[Math] Deriving the formula for the height of a trapezoid

Question

The bases of a trapezoid have lengths $a$ and $b$, and its legs have lengths $c$ and $d$. A formula for the height is
\begin{equation*}
h = \frac{
\sqrt{(-a + b + c + d)(a – b + c + d)(a – b – c + d)(a – b + c – d)}
}
{2\vert a – b \vert} .
\end{equation*}
The formula is reminiscent of Heron's Formula. I would like to see a derivation of it.

Answer 1

Your formula "is reminiscent of Heron's Formula" because it is based on Heron's Formula.

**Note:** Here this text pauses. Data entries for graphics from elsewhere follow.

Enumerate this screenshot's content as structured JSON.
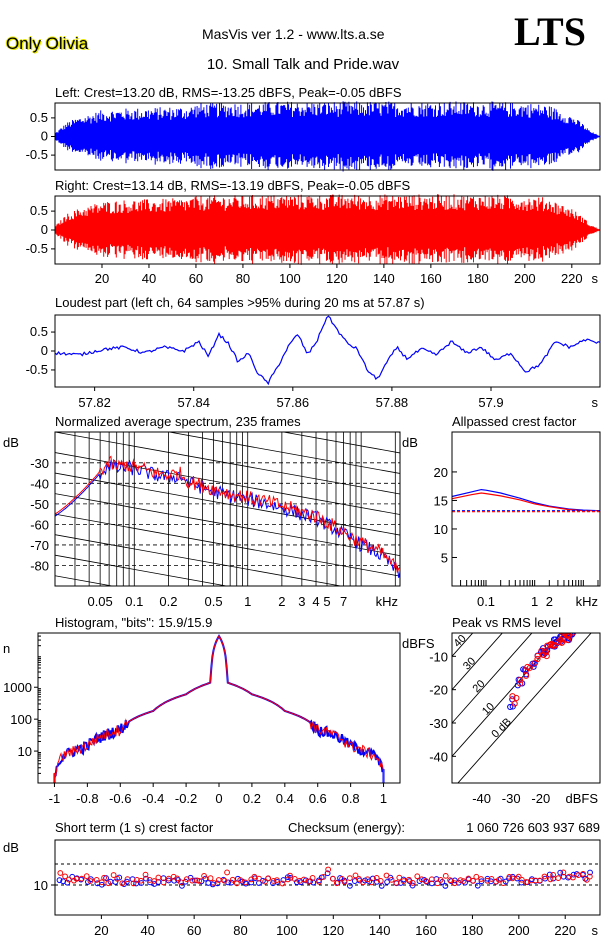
{
  "header": {
    "logo_text": "Only Olivia",
    "app_title": "MasVis ver 1.2 - www.lts.a.se",
    "brand": "LTS",
    "file_name": "10. Small Talk and Pride.wav"
  },
  "colors": {
    "left": "#0000ff",
    "right": "#ff0000",
    "axis": "#000000"
  },
  "chart_data": [
    {
      "id": "left-waveform",
      "type": "area",
      "title": "Left: Crest=13.20 dB, RMS=-13.25 dBFS, Peak=-0.05 dBFS",
      "ylim": [
        -0.9,
        0.9
      ],
      "yticks": [
        0.5,
        0,
        -0.5
      ],
      "xlim": [
        0,
        232
      ],
      "envelope_x": [
        0,
        5,
        10,
        20,
        30,
        40,
        50,
        57,
        60,
        80,
        100,
        120,
        140,
        160,
        180,
        200,
        210,
        220,
        225,
        228,
        232
      ],
      "envelope_amp": [
        0.1,
        0.4,
        0.55,
        0.75,
        0.8,
        0.82,
        0.85,
        0.86,
        0.95,
        0.98,
        1.0,
        1.0,
        1.0,
        1.0,
        1.0,
        0.97,
        0.9,
        0.6,
        0.35,
        0.15,
        0.02
      ]
    },
    {
      "id": "right-waveform",
      "type": "area",
      "title": "Right: Crest=13.14 dB, RMS=-13.19 dBFS, Peak=-0.05 dBFS",
      "ylim": [
        -0.9,
        0.9
      ],
      "yticks": [
        0.5,
        0,
        -0.5
      ],
      "xlim": [
        0,
        232
      ],
      "xticks": [
        20,
        40,
        60,
        80,
        100,
        120,
        140,
        160,
        180,
        200,
        220
      ],
      "xunit": "s",
      "envelope_x": [
        0,
        5,
        10,
        20,
        30,
        40,
        50,
        57,
        60,
        80,
        100,
        120,
        140,
        160,
        180,
        200,
        210,
        220,
        225,
        228,
        232
      ],
      "envelope_amp": [
        0.1,
        0.45,
        0.6,
        0.8,
        0.85,
        0.86,
        0.88,
        0.9,
        0.96,
        0.98,
        1.0,
        1.0,
        1.0,
        1.0,
        1.0,
        0.97,
        0.9,
        0.6,
        0.35,
        0.15,
        0.02
      ]
    },
    {
      "id": "loudest-part",
      "type": "line",
      "title": "Loudest part (left  ch, 64 samples >95% during 20 ms at 57.87 s)",
      "ylim": [
        -0.95,
        0.95
      ],
      "yticks": [
        0.5,
        0,
        -0.5
      ],
      "xlim": [
        57.812,
        57.922
      ],
      "xticks": [
        57.82,
        57.84,
        57.86,
        57.88,
        57.9
      ],
      "xunit": "s",
      "x": [
        57.812,
        57.817,
        57.822,
        57.826,
        57.83,
        57.834,
        57.838,
        57.841,
        57.843,
        57.845,
        57.847,
        57.849,
        57.851,
        57.853,
        57.855,
        57.857,
        57.859,
        57.861,
        57.863,
        57.865,
        57.867,
        57.869,
        57.871,
        57.873,
        57.875,
        57.877,
        57.879,
        57.881,
        57.883,
        57.886,
        57.889,
        57.892,
        57.895,
        57.898,
        57.901,
        57.904,
        57.907,
        57.91,
        57.913,
        57.916,
        57.919,
        57.922
      ],
      "y": [
        -0.05,
        -0.1,
        0.05,
        0.1,
        -0.05,
        0.1,
        0.0,
        0.25,
        -0.15,
        0.45,
        0.2,
        -0.3,
        -0.05,
        -0.6,
        -0.85,
        -0.4,
        0.1,
        0.45,
        -0.1,
        0.3,
        0.95,
        0.55,
        0.2,
        0.05,
        -0.5,
        -0.75,
        -0.3,
        0.1,
        -0.2,
        0.05,
        -0.1,
        0.25,
        -0.05,
        0.1,
        -0.25,
        -0.05,
        -0.55,
        -0.35,
        0.25,
        0.1,
        0.3,
        0.2
      ]
    },
    {
      "id": "spectrum",
      "type": "line",
      "title": "Normalized average spectrum, 235 frames",
      "ylabel": "dB",
      "ylim": [
        -90,
        -15
      ],
      "yticks": [
        -30,
        -40,
        -50,
        -60,
        -70,
        -80
      ],
      "xscale": "log",
      "xlim": [
        0.02,
        22
      ],
      "xticks": [
        0.05,
        0.1,
        0.2,
        0.5,
        1,
        2,
        3,
        4,
        5,
        7
      ],
      "xticklabels": [
        "0.05",
        "0.1",
        "0.2",
        "0.5",
        "1",
        "2",
        "3",
        "4",
        "5",
        "7"
      ],
      "xunit": "kHz",
      "x": [
        0.02,
        0.025,
        0.03,
        0.04,
        0.05,
        0.06,
        0.07,
        0.08,
        0.1,
        0.12,
        0.15,
        0.2,
        0.25,
        0.3,
        0.4,
        0.5,
        0.7,
        1,
        1.5,
        2,
        3,
        4,
        5,
        7,
        10,
        14,
        18,
        22
      ],
      "series": [
        {
          "color": "#0000ff",
          "values": [
            -56,
            -52,
            -48,
            -41,
            -35,
            -31,
            -33,
            -32,
            -33,
            -34,
            -36,
            -37,
            -36,
            -40,
            -42,
            -44,
            -46,
            -48,
            -50,
            -52,
            -55,
            -57,
            -60,
            -65,
            -70,
            -74,
            -79,
            -85
          ]
        },
        {
          "color": "#ff0000",
          "values": [
            -55,
            -51,
            -47,
            -40,
            -34,
            -30,
            -32,
            -31,
            -32,
            -33,
            -35,
            -36,
            -35,
            -39,
            -41,
            -43,
            -45,
            -47,
            -49,
            -51,
            -54,
            -56,
            -59,
            -64,
            -69,
            -73,
            -78,
            -84
          ]
        }
      ]
    },
    {
      "id": "allpassed-crest",
      "type": "line",
      "title": "Allpassed crest factor",
      "ylabel": "dB",
      "ylim": [
        0,
        27
      ],
      "yticks": [
        5,
        10,
        15,
        20
      ],
      "xscale": "log",
      "xlim": [
        0.02,
        22
      ],
      "xticks": [
        0.1,
        1,
        2
      ],
      "xticklabels": [
        "0.1",
        "1",
        "2"
      ],
      "xunit": "kHz",
      "reference_db": 13.2,
      "x": [
        0.02,
        0.05,
        0.08,
        0.1,
        0.2,
        0.5,
        1,
        2,
        5,
        10,
        22
      ],
      "series": [
        {
          "color": "#0000ff",
          "values": [
            15.7,
            16.5,
            16.9,
            16.8,
            16.3,
            15.4,
            14.6,
            14.0,
            13.5,
            13.3,
            13.2
          ]
        },
        {
          "color": "#ff0000",
          "values": [
            15.3,
            16.0,
            16.3,
            16.2,
            15.8,
            15.1,
            14.4,
            13.9,
            13.4,
            13.2,
            13.2
          ]
        }
      ]
    },
    {
      "id": "histogram",
      "type": "line",
      "title": "Histogram, \"bits\": 15.9/15.9",
      "ylabel": "n",
      "yscale": "log",
      "ylim": [
        1,
        50000
      ],
      "yticks": [
        10,
        100,
        1000
      ],
      "yticklabels": [
        "10",
        "100",
        "1000"
      ],
      "xlim": [
        -1.1,
        1.1
      ],
      "xticks": [
        -1,
        -0.8,
        -0.6,
        -0.4,
        -0.2,
        0,
        0.2,
        0.4,
        0.6,
        0.8,
        1
      ],
      "xticklabels": [
        "-1",
        "-0.8",
        "-0.6",
        "-0.4",
        "-0.2",
        "0",
        "0.2",
        "0.4",
        "0.6",
        "0.8",
        "1"
      ],
      "x": [
        -1,
        -0.95,
        -0.8,
        -0.6,
        -0.4,
        -0.2,
        -0.05,
        0,
        0.05,
        0.2,
        0.4,
        0.6,
        0.8,
        0.95,
        1
      ],
      "series": [
        {
          "color": "#ff0000",
          "values": [
            2,
            7,
            15,
            50,
            180,
            600,
            1400,
            40000,
            1400,
            600,
            180,
            50,
            15,
            7,
            2
          ]
        }
      ]
    },
    {
      "id": "peak-vs-rms",
      "type": "scatter",
      "title": "Peak vs RMS level",
      "ylabel": "dBFS",
      "xlabel": "dBFS",
      "xlim": [
        -50,
        0
      ],
      "ylim": [
        -48,
        -3
      ],
      "xticks": [
        -40,
        -30,
        -20
      ],
      "yticks": [
        -10,
        -20,
        -30,
        -40
      ],
      "diagonal_labels": [
        "40",
        "30",
        "20",
        "10",
        "0 dB"
      ],
      "series": [
        {
          "color": "#0000ff",
          "x": [
            -30,
            -27,
            -25,
            -22,
            -20,
            -19,
            -18,
            -16,
            -15,
            -14,
            -13,
            -12,
            -11,
            -10
          ],
          "y": [
            -24,
            -18,
            -15,
            -12,
            -10,
            -9,
            -8,
            -7,
            -6,
            -5,
            -5,
            -4,
            -4,
            -3
          ]
        },
        {
          "color": "#ff0000",
          "x": [
            -29,
            -26,
            -24,
            -21,
            -19,
            -18,
            -17,
            -16,
            -14,
            -13,
            -12,
            -11,
            -10,
            -9
          ],
          "y": [
            -23,
            -17,
            -14,
            -11,
            -9,
            -8,
            -7,
            -6,
            -5,
            -5,
            -4,
            -4,
            -3,
            -3
          ]
        }
      ]
    },
    {
      "id": "short-term-crest",
      "type": "scatter",
      "title": "Short term (1 s) crest factor",
      "ylabel": "dB",
      "ylim": [
        0,
        25
      ],
      "yticks": [
        10
      ],
      "xlim": [
        0,
        235
      ],
      "xticks": [
        20,
        40,
        60,
        80,
        100,
        120,
        140,
        160,
        180,
        200,
        220
      ],
      "xunit": "s",
      "reference_lines": [
        10.0,
        17.0
      ],
      "series": [
        {
          "color": "#0000ff",
          "y": [
            12,
            11,
            11,
            13,
            12,
            12,
            11,
            12,
            11,
            10,
            12,
            11,
            11,
            12,
            10,
            11,
            12,
            11,
            11,
            12,
            11,
            10,
            11,
            12,
            11,
            11,
            12,
            10,
            11,
            12,
            11,
            11,
            12,
            11,
            10,
            11,
            12,
            11,
            11,
            12,
            11,
            10,
            11,
            12,
            11,
            11,
            12,
            11,
            11,
            12,
            13,
            12,
            11,
            11,
            12,
            11,
            11,
            12,
            13,
            14,
            12,
            11,
            12,
            11,
            10,
            11,
            12,
            11,
            11,
            12,
            11,
            10,
            11,
            12,
            11,
            11,
            12,
            11,
            10,
            11,
            12,
            11,
            11,
            12,
            11,
            10,
            11,
            12,
            11,
            11,
            12,
            11,
            10,
            11,
            12,
            11,
            11,
            12,
            11,
            12,
            13,
            12,
            11,
            11,
            12,
            11,
            11,
            12,
            13,
            12,
            14,
            13,
            12,
            13,
            14,
            13,
            12,
            14
          ]
        },
        {
          "color": "#ff0000",
          "y": [
            14,
            13,
            12,
            11,
            12,
            12,
            13,
            11,
            12,
            11,
            12,
            11,
            13,
            12,
            11,
            12,
            11,
            12,
            11,
            13,
            12,
            11,
            12,
            11,
            12,
            13,
            12,
            11,
            12,
            11,
            12,
            11,
            13,
            12,
            11,
            12,
            11,
            14,
            12,
            11,
            12,
            11,
            12,
            13,
            12,
            11,
            12,
            11,
            12,
            11,
            12,
            13,
            12,
            11,
            12,
            11,
            12,
            11,
            13,
            15,
            12,
            11,
            12,
            11,
            12,
            13,
            12,
            11,
            12,
            11,
            12,
            11,
            13,
            12,
            11,
            12,
            11,
            12,
            11,
            13,
            12,
            11,
            12,
            11,
            12,
            13,
            12,
            11,
            12,
            11,
            12,
            11,
            13,
            12,
            11,
            12,
            11,
            12,
            11,
            13,
            12,
            13,
            12,
            11,
            12,
            11,
            12,
            13,
            12,
            13,
            12,
            14,
            13,
            12,
            13,
            14,
            12,
            13
          ]
        }
      ],
      "checksum_label": "Checksum (energy):",
      "checksum_value": "1 060 726 603 937 689"
    }
  ]
}
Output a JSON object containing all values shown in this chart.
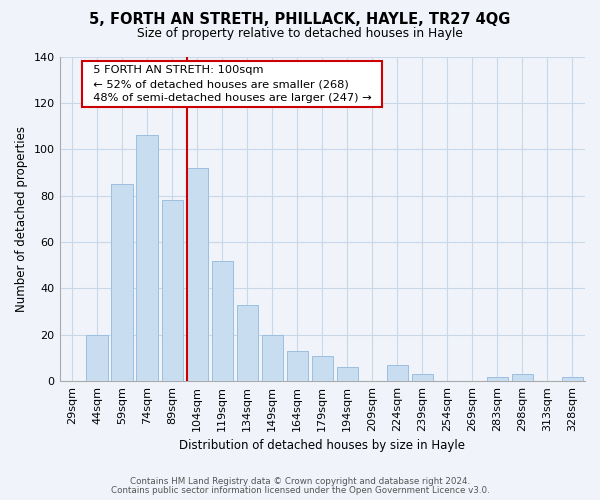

One formula for the area of a triangle is

$$A=\frac 12bh$$

and Heron's formula gives

$$A=\sqrt{s(s-a)(s-b)(s-c)}$$

where $s$ is the semiperimeter given by

$$s=\frac{a+b+c}2$$

Here is a diagram for the derivation for the height of your trapezoid, assuming that $a>b$ (i.e. $a$ is the larger base and $b$ is the smaller one).

Note that I constructed a line segment (in green) parallel to side $c$ through the end of side $b$ that is not on side $c$. This line segment also has length $c$, of course, and it makes a triangle with sides $a-b,\ c,\ d$ that has the same height $h$ (dotted) as the trapezoid.

Using those sides of the triangle rather than $a,\ b,\ c$ gives us the equations

$$A=\frac 12(a-b)h$$

and

$$A=\sqrt{s(s-[a-b])(s-c)(s-d)}$$

where

$$s=\frac{(a-b)+c+d}{2}$$

Solving for $h$ in $A=\frac 12(a-b)h$, substitutions, and simplifications give us

$$\begin{align} h &= \frac{2}{a-b}A \\[2ex] &= \frac{2}{a-b}\sqrt{s(s-[a-b])(s-c)(s-c)} \\[2ex] &= \frac{2}{a-b}\sqrt{\frac{(a-b)+c+d}{2}\left(\frac{(a-b)+c+d}{2}-[a-b]\right)\left(\frac{(a-b)+c+d}{2}-c\right)\left(\frac{(a-b)+c+d}{2}-d\right)} \\[2ex] &= \frac{2}{a-b}\sqrt{\frac{a-b+c+d}{2}\left(\frac{-a+b+c+d}{2}\right)\left(\frac{a-b-c+d}{2}\right)\left(\frac{a-b+c-d}{2}\right)} \\[2ex] &= \frac{1}{2(a-b)}\sqrt{(a-b+c+d)(-a+b+c+d)(a-b-c+d)(a-b+c-d)} \\[2ex] &= \frac{\sqrt{(-a+b+c+d)(a-b+c+d)(a-b-c+d)(a-b+c-d)}}{2|a-b|} \\[2ex] \end{align}$$

which is your formula.

It is easily seen that if we assume $a<b$ we end up with the same result, thanks to the absolute value in the denominator. If $a=b$ this formula fails, but we then get a parallelogram whose height is not uniquely determined, so no formula is possible for $a=b$.

I tested this formula in Geogebra, and it checks.